È, questa, un'affermazione ridicola, perché frutto di una visuale che ribalta il senso centrale di un simbolo, la croce appunto, che quando intesa nella sua funzione di strumento di morte è spogliata del significato universale che è proprio al sacrificio, necessario all'individuo, per superare le limitazioni date dalla sua individualità. La croce è antecedente, in quanto simbolo universale che mostra il modulo attraverso il quale la manifestazione della realtà si esprime, è antecedente, dicevo, il personaggio storico del Cristo. La si ritrova in diverse tradizioni e lo stesso swastica induista è una croce che sottolinea il movimento a spirale attorno a un centro immobile. La banalità dell'interpretare la croce come fosse rappresentativa dell'obbligo di farsi ammazzare, visuale che appartiene a un manipolo di deficienti furbetti che si dicono islamici senza esserlo, è nota. La più importante opera attorno al significato metafisico della croce ha un'origine proprio islamica, e ha per titolo "Il simbolismo della croce" scritta da René Guénon su consiglio dello sheicco Esh-Sheikh-Abder-Rahman Elish El Kebir. Naturalmente il senso storico della croce deve essere visto in questa sua accezione simbolica, e non per lo strumento di morte che è stato.
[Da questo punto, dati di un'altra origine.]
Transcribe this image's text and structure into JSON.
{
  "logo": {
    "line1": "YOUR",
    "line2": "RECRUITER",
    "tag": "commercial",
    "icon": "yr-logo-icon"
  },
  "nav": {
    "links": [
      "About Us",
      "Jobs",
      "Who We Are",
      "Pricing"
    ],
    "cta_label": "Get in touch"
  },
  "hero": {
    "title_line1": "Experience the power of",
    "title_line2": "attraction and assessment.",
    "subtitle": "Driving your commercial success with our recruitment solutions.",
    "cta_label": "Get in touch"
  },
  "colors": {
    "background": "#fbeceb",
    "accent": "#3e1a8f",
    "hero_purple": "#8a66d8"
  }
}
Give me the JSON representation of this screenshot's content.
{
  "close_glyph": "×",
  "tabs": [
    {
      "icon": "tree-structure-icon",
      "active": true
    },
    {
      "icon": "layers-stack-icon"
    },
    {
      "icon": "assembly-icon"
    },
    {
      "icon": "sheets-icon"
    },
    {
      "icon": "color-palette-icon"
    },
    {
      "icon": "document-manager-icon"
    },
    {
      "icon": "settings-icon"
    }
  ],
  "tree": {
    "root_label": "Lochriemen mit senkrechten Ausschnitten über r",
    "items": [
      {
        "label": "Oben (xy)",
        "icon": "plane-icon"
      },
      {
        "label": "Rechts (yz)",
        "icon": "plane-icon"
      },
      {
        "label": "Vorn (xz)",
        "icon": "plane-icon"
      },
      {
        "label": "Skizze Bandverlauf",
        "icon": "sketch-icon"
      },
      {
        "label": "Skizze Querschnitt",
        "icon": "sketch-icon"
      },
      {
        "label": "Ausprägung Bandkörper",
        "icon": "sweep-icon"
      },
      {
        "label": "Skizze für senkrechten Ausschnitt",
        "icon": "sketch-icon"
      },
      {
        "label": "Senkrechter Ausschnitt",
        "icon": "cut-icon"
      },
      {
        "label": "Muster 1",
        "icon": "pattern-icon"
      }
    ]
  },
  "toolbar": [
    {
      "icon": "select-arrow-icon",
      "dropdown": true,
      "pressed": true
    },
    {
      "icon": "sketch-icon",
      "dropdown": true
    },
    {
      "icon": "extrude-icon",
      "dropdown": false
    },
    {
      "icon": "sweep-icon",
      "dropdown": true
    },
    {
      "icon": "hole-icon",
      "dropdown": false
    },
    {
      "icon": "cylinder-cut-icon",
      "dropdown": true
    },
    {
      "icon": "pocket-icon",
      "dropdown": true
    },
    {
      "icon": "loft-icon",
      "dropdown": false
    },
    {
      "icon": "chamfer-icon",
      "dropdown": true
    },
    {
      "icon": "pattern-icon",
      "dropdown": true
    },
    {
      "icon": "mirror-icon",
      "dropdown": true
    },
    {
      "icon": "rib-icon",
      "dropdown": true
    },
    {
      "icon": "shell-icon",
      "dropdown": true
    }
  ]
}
Fai un po' di confusione, Massimo.

La croce, essendo un segno piuttosto semplice, è un simbolo diffuso in tante culture e religioni, ma il suo significato è tutt'altro che universale, anzi, è diverso ogni volta. Dalla rappresentazione simbolica dei genitali, all'augurio di bene come la svastica indiana (se vuoi considerarla una croce - ma allora ci mettiamo anche la supremazia della razza ariana, nell'elenco) al sacrificio cristiano al "chiudi la finestra" dei moderni computer.

Non la definirei affatto, quindi, un simbolo universale. Tutt'al più un segno usato universalmente come simbolo.
Il significato di sacrificio, in particolare, non è per niente universale ma ristretto a qul miliardino e rotti di persone che condivide la religione cristiana.

Che la croce cristiana sia uno strumento di morte direi che ci sono pochi dubbi. Sul fatto che il crocefisso sia un cadavere appeso a uno strumento di esecuzione non vedo come lo si possa negare. Gli aspetti simbolici e il significato sono tutte argomentazioni validissime, ed è abbastanza condivisibile il fatto che chi vive in una cultura dove il cristianesimo è abbastanza diffuso non veda un crocefisso in questo modo, ma è una sovraimposizione culturale.